In the modern version of an old legend, an investment banker asks to be paid by placing one penny on the first square of a chessboard, two pennies on the second square, four on the third, etc. If the banker had asked that only the white squares be used, the initial penny would have doubled in value thirty-one times, leaving $21.5 million on the last square. Using both the black and the white squares would have made the penny grow to $92 million billion.

People are reasonably good at forming estimates based on addition, but for operations such as compounding that depend on repeated multiplication, we systematically underestimate how quickly things grow. As a result, we often lose sight of how important the average rate of growth is for an economy. For an investment banker, the choice between a payment that doubles with every square on the chessboard and one that doubles with every other square is more important than any other part of the contract. Who cares whether the payment is in pennies, pounds, or pesos? For a nation, the choices that determine whether income doubles with every generation, or instead with every other generation, dwarf all other economic policy concerns.

You can figure out how long it takes for something to double by dividing the growth rate into the number 72. In the twenty-five years between 1950 and 1975, income per capita in India grew at the rate of 1.8 percent per year. At this rate, income doubles every forty years because 72 divided by 1.8 equals 40. In the twenty-five years between 1975 and 2000, income per capita in China grew at almost 6 percent per year. At this rate, income doubles every twelve years.

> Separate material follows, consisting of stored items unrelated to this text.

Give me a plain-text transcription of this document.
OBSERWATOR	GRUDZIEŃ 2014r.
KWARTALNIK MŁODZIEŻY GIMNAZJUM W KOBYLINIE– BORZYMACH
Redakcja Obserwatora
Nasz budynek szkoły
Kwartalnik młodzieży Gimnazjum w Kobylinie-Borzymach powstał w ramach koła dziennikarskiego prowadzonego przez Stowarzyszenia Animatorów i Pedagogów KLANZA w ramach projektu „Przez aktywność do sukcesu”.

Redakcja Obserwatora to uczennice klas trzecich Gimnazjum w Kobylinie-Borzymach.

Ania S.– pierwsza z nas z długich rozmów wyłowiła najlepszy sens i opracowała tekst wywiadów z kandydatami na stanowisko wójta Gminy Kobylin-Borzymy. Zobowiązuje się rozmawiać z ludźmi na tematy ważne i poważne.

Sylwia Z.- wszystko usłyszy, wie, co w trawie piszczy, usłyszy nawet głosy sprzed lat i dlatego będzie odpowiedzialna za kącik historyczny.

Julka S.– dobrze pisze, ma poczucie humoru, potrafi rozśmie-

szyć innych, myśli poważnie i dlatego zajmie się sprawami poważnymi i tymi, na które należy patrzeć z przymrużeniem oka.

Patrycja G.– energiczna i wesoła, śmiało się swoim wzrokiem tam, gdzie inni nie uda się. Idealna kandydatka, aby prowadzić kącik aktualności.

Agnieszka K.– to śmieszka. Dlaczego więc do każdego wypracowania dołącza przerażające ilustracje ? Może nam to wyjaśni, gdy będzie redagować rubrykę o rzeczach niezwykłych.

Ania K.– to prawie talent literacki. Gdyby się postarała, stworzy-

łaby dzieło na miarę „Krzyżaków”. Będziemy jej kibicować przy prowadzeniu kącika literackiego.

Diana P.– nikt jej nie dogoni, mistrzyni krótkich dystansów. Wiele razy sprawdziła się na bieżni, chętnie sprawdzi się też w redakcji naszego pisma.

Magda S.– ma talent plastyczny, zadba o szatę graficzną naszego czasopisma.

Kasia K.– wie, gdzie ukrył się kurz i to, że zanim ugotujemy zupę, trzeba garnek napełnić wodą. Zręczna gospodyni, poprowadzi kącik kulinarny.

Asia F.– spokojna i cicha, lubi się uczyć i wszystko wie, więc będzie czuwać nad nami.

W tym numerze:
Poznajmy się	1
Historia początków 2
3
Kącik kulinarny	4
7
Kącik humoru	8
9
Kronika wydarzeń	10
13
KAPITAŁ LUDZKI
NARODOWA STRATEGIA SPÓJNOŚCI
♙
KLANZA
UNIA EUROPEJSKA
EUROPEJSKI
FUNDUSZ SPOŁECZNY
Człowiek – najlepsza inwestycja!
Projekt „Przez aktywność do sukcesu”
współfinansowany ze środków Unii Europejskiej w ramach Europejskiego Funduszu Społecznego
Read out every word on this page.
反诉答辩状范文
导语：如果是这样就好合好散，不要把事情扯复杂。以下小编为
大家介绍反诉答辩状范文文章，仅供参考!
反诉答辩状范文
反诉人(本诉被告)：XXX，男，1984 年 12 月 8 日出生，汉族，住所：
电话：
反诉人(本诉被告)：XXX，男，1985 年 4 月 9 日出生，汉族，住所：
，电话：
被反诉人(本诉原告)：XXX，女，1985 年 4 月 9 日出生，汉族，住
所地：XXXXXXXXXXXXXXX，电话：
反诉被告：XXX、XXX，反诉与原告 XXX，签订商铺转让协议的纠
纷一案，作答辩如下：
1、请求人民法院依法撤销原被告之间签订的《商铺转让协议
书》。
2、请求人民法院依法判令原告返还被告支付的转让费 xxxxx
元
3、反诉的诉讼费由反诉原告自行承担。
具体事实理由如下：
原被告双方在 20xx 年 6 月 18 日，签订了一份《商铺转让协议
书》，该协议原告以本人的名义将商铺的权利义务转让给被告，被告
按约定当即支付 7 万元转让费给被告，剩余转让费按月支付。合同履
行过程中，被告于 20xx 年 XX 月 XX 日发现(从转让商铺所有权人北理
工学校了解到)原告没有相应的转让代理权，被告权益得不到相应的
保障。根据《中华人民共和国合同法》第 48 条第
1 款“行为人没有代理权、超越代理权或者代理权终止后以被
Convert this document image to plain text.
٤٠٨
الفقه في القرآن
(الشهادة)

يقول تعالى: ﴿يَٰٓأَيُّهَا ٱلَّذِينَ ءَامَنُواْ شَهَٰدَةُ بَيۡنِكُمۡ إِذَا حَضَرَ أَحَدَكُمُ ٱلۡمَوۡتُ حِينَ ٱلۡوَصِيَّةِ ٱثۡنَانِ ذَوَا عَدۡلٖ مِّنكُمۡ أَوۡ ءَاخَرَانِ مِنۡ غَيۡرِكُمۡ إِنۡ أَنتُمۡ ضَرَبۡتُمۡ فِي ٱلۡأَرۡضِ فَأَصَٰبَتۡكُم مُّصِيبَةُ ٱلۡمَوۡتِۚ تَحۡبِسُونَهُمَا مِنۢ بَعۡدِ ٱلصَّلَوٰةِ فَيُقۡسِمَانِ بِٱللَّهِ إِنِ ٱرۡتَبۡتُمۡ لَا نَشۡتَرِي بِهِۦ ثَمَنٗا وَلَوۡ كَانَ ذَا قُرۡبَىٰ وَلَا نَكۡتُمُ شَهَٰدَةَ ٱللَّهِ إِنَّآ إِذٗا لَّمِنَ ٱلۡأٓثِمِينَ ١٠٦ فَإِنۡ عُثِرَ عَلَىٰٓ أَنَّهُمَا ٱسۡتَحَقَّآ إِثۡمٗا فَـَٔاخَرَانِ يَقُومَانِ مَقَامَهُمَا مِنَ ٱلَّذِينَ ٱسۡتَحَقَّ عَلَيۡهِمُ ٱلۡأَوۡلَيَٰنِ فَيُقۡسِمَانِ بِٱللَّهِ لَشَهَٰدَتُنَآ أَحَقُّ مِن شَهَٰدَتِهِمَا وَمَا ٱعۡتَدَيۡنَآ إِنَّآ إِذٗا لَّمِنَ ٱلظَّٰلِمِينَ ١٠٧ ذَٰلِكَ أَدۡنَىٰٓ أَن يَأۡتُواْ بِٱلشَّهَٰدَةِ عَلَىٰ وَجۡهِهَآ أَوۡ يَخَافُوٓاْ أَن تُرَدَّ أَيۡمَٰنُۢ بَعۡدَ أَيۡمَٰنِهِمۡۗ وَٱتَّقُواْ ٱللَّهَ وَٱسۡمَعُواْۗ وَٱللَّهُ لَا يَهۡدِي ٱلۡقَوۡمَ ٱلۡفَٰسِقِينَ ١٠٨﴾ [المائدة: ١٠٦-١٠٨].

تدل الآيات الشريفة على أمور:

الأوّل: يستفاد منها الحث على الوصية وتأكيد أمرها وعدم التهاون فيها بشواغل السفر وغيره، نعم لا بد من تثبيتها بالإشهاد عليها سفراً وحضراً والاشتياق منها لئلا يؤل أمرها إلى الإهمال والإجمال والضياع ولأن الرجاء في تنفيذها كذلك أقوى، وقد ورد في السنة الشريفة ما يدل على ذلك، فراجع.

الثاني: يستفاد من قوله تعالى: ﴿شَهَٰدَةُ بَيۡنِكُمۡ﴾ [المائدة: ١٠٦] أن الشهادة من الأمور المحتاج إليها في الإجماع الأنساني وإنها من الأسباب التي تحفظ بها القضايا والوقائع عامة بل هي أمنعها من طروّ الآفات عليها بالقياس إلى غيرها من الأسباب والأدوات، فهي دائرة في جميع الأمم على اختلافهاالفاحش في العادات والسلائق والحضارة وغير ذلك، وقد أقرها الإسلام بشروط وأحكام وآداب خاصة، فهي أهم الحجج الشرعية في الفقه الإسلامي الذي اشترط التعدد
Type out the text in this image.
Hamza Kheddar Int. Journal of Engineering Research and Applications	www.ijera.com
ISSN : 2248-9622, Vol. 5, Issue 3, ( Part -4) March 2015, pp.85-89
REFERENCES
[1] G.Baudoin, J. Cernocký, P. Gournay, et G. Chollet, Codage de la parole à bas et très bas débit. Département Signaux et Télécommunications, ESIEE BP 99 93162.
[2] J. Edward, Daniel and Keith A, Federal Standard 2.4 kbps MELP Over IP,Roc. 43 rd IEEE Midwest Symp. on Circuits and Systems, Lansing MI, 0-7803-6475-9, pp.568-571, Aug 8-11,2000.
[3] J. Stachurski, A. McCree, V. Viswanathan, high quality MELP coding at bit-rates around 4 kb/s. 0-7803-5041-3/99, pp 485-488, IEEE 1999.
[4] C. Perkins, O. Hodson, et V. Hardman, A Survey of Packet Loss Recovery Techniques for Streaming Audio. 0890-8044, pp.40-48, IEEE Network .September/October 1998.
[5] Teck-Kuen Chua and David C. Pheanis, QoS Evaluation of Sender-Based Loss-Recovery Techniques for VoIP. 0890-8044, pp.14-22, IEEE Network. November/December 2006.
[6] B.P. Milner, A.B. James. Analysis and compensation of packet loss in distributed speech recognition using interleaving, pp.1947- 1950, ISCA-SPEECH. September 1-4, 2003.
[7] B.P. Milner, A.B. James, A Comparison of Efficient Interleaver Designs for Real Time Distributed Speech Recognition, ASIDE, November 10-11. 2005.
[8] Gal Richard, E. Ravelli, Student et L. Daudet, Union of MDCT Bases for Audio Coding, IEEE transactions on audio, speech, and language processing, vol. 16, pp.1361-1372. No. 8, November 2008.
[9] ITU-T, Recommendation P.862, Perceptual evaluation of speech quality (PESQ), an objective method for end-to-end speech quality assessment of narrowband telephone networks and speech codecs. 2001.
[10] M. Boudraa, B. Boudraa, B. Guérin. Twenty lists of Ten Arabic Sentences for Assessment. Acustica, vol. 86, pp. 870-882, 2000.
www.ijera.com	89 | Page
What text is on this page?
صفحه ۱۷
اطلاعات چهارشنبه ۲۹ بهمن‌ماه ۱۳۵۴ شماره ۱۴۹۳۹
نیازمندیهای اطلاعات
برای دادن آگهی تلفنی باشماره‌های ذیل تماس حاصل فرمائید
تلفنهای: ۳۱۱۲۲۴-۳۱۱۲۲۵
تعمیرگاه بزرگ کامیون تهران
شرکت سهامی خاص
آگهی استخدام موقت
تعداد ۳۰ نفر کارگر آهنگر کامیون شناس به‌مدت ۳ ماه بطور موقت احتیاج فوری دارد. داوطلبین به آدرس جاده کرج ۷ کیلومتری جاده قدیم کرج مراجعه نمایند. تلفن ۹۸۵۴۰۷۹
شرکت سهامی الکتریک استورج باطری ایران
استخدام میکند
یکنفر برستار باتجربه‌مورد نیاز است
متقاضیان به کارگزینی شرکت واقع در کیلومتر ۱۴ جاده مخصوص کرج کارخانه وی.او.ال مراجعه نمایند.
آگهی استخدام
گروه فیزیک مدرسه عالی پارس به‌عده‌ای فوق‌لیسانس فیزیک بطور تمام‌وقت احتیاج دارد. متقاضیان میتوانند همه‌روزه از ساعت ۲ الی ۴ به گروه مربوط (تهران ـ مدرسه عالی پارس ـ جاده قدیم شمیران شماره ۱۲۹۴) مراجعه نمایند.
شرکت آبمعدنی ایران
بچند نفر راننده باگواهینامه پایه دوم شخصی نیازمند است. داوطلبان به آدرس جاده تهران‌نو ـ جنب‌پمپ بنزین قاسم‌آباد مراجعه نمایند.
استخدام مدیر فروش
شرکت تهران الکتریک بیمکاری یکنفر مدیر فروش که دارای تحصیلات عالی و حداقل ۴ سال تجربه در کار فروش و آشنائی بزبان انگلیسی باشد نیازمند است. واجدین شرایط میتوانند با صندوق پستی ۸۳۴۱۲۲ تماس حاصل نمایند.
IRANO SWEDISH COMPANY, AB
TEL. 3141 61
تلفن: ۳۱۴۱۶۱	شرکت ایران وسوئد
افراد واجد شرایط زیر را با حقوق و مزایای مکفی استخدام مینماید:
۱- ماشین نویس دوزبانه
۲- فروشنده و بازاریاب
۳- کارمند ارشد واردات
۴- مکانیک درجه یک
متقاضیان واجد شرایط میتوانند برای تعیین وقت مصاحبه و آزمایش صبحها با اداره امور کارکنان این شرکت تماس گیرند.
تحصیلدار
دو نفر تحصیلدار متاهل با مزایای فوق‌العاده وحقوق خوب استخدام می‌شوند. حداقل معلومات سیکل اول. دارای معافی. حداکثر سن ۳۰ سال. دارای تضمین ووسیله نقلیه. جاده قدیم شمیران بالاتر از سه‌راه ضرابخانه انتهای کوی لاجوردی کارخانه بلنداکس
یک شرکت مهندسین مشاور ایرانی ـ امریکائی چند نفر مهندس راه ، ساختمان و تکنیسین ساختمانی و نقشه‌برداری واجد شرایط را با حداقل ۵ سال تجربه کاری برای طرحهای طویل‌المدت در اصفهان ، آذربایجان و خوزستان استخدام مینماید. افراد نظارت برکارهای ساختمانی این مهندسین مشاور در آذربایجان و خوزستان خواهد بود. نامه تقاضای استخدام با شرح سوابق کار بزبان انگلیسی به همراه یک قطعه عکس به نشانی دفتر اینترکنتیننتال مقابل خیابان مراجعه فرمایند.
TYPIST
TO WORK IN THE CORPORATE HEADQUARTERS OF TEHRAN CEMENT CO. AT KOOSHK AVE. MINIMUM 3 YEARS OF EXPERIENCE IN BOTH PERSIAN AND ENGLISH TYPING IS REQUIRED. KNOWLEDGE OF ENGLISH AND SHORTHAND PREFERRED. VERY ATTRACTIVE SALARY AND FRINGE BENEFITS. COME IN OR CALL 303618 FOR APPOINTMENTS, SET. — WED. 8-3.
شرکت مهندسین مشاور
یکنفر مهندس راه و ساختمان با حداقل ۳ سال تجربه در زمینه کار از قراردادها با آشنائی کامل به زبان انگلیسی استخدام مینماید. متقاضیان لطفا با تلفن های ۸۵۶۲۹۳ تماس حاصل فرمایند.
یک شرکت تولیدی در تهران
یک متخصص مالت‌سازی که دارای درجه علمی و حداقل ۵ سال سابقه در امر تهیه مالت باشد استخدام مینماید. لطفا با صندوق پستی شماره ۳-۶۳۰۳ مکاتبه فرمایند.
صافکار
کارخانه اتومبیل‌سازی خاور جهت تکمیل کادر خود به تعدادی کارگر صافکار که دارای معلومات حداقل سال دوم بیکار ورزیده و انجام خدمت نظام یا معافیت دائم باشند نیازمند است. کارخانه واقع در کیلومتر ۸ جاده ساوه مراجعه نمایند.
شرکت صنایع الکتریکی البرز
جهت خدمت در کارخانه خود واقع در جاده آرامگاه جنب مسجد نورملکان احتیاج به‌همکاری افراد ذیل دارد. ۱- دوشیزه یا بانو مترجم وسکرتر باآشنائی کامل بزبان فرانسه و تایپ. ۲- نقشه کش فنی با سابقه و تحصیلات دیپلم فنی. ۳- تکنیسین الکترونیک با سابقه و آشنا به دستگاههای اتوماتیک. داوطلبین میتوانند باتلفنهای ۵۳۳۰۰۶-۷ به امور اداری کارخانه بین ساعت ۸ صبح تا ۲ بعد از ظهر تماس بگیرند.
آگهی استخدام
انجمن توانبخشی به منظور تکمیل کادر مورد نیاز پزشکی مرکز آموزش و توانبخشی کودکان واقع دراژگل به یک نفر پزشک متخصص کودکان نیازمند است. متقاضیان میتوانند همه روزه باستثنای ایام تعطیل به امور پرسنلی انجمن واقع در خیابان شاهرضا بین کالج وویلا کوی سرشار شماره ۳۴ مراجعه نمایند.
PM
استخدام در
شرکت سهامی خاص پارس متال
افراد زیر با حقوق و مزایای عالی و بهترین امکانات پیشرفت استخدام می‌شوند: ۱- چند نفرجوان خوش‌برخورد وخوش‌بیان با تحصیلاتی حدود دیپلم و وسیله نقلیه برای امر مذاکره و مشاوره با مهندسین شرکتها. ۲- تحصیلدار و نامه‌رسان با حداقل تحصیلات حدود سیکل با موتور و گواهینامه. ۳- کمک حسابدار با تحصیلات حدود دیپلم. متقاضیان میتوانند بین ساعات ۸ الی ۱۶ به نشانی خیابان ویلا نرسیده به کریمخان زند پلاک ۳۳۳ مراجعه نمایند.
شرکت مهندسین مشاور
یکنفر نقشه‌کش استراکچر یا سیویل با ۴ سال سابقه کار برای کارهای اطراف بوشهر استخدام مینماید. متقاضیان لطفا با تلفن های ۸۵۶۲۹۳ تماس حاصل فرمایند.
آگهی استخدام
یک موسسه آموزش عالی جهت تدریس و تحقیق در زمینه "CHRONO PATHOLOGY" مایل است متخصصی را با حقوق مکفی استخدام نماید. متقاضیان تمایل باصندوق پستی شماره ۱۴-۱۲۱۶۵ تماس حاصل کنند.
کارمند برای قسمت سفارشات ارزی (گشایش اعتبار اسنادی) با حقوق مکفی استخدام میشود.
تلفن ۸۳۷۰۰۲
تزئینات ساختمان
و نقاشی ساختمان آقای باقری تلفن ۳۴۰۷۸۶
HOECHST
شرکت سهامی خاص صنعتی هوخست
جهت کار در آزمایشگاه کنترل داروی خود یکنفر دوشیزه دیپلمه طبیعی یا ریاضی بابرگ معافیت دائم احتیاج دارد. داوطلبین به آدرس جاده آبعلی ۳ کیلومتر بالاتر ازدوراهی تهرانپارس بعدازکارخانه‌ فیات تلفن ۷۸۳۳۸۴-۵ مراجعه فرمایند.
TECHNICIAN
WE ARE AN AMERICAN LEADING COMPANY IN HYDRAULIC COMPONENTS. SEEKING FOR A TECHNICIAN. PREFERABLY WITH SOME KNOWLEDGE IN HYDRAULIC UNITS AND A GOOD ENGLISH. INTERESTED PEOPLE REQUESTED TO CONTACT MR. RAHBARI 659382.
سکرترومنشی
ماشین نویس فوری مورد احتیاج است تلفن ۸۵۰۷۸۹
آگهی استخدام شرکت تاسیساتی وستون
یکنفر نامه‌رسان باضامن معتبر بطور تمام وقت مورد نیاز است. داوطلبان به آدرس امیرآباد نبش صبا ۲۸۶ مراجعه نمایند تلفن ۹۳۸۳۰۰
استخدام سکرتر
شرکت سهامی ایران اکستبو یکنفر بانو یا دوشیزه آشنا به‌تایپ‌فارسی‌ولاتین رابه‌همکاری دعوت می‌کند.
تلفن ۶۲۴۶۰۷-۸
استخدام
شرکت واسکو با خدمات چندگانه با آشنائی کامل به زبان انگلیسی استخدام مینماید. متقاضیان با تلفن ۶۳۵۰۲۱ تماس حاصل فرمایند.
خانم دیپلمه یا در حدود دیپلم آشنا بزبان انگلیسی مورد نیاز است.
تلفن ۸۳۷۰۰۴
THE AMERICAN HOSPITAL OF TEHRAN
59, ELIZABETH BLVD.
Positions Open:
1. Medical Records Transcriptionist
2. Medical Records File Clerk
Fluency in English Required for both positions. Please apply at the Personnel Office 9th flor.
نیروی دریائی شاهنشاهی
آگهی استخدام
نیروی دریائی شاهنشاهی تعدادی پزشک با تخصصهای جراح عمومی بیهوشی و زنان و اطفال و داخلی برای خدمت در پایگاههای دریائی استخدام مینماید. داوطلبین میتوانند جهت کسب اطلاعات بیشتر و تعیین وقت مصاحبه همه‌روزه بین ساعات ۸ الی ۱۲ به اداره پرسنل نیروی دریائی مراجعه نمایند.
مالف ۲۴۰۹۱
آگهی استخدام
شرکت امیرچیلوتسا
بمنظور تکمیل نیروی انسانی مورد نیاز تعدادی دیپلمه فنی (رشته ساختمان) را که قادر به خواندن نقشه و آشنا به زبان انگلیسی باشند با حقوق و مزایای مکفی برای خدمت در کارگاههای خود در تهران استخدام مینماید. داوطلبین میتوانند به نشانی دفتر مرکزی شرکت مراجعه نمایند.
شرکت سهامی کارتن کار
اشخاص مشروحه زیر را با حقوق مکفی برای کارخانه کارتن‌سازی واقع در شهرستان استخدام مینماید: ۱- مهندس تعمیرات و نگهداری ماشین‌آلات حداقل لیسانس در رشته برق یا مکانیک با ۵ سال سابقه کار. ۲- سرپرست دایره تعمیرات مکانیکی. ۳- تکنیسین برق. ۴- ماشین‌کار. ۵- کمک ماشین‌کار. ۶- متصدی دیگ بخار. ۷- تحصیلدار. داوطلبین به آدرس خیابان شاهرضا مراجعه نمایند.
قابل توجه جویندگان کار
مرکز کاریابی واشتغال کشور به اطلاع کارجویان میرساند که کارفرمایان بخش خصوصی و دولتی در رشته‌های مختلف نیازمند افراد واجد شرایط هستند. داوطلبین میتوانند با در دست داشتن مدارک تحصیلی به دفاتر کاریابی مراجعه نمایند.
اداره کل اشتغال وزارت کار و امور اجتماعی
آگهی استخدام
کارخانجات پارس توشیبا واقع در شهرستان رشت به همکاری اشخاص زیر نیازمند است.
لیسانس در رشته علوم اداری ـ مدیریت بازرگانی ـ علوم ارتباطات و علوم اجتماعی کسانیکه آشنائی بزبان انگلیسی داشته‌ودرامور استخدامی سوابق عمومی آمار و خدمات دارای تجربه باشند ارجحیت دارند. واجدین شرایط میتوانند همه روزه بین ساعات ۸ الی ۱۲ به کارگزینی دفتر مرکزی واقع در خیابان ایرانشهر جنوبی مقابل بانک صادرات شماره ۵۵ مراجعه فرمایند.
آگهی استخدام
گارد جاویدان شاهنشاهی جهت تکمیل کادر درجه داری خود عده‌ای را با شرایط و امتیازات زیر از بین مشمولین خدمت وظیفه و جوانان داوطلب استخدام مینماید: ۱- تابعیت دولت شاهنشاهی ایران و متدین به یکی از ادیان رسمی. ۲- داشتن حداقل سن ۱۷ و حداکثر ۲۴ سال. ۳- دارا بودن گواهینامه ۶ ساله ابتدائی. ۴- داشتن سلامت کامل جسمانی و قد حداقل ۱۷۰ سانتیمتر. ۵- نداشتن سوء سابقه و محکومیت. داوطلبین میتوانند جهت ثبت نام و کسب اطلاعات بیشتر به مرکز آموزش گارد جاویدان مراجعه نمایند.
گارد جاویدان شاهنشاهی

These differences in doubling times have huge effects for a nation, just as they do for our banker. In the same forty-year time span that it would take the Indian economy to double at its slower growth rate, income would double three times—to eight times its initial level—at China’s faster growth rate.

From 1950 to 2000, growth in income per capita in the United States lay between these two extremes, averaging 2.3 percent per year. From 1950 to 1975, India, which started at a level of income per capita that was less than 7 percent of that in the United States, was falling even farther behind. Between 1975 and 2000, China, which started at an even lower level, was catching up.

China grew so quickly partly because it started so far behind. Rapid growth could be achieved in large part by letting firms bring in ideas about how to create value that were already in use in the rest of the world. The interesting question is why India could not manage the same trick, at least between 1950 and 1975.